6. Fill your life with sweet things.
I’m not talking about inducing diabetes, sometimes a sweet thing doesn’t have to be food. Nice people. Good books. Cute puppies. All sweet things.
7. Don’t be afraid to get complicated
Even if in the end it’s not perfect. It’ll be worth the effort.
8. If you’re not ready for a pie in the oven yet, wrap it up.
Yeah I said it. Truth.
9. Lastly, like the first lesson, be patient some more.
It’s a long process, and takes about an hour to bake (at 375F). But in the end it’s totally worth it. Can’t we say that about most things… degrees. relationships. work.

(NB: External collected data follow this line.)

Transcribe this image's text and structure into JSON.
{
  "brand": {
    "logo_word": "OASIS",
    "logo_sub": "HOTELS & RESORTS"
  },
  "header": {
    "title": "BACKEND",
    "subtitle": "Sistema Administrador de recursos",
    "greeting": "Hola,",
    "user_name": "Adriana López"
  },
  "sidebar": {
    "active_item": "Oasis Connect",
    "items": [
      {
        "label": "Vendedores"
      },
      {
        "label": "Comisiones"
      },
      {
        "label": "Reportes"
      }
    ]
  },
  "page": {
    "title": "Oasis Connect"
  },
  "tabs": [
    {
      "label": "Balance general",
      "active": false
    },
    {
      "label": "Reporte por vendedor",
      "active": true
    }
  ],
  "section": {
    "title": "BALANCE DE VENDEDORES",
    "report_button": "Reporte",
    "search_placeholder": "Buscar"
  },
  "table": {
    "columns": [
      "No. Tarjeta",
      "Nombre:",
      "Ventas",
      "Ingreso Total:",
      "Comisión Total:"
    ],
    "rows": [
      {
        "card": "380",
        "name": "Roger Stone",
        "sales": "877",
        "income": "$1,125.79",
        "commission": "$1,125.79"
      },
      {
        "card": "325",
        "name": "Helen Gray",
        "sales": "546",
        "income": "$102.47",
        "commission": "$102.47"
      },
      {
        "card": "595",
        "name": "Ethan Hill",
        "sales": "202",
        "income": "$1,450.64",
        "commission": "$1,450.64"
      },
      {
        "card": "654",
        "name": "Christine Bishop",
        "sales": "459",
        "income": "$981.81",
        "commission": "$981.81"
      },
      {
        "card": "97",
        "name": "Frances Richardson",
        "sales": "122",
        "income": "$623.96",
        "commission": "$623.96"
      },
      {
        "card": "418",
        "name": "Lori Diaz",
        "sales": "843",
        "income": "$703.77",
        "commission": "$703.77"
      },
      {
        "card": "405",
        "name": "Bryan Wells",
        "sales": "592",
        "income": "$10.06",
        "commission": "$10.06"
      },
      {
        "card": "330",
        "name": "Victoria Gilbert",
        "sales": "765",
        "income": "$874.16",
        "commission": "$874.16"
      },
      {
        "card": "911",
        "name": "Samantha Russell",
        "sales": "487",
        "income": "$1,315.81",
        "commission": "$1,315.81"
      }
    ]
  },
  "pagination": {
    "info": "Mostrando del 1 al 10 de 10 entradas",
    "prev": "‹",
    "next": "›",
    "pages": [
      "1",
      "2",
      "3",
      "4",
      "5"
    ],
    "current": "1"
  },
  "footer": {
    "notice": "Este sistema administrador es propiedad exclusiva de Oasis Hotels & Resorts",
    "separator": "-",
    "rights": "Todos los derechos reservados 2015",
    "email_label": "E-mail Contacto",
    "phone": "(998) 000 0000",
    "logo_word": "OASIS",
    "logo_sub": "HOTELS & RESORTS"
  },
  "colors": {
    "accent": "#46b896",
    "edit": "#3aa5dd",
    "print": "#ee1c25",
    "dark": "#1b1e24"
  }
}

1 recipe for pie crust (I like Joy of Baking’s, except I double the sugar)
6-7 peaches, sliced
1 cup sugar
1/2 tsp cinnamon
1/4 cup flour (plus more for rolling out your crust)
Make pie crust a day in advance, roll out about 2/3 of the dough and place in pie pan. Chill in the fridge while you make the filling.
For the filling, in a bowl, toss together peaches, sugar, cinnamon and flour. Set aside to let the juices come out as you roll out the top of the pie.
Roll out the other third of the dough. Either cut into strips and weave into a lattice top or simply place rolled dough on top of filled pie. Flute the edges. Refrigerate while you preheat the oven to 375F.
Once the oven is heated, bake for 20 minutes at 375F, reduce heat to 350F and bake for another 40-60 minutes or until golden brown and the juice are bubbling.
Allow to cool completely and serve (or like I did, give it to a friend to enjoy).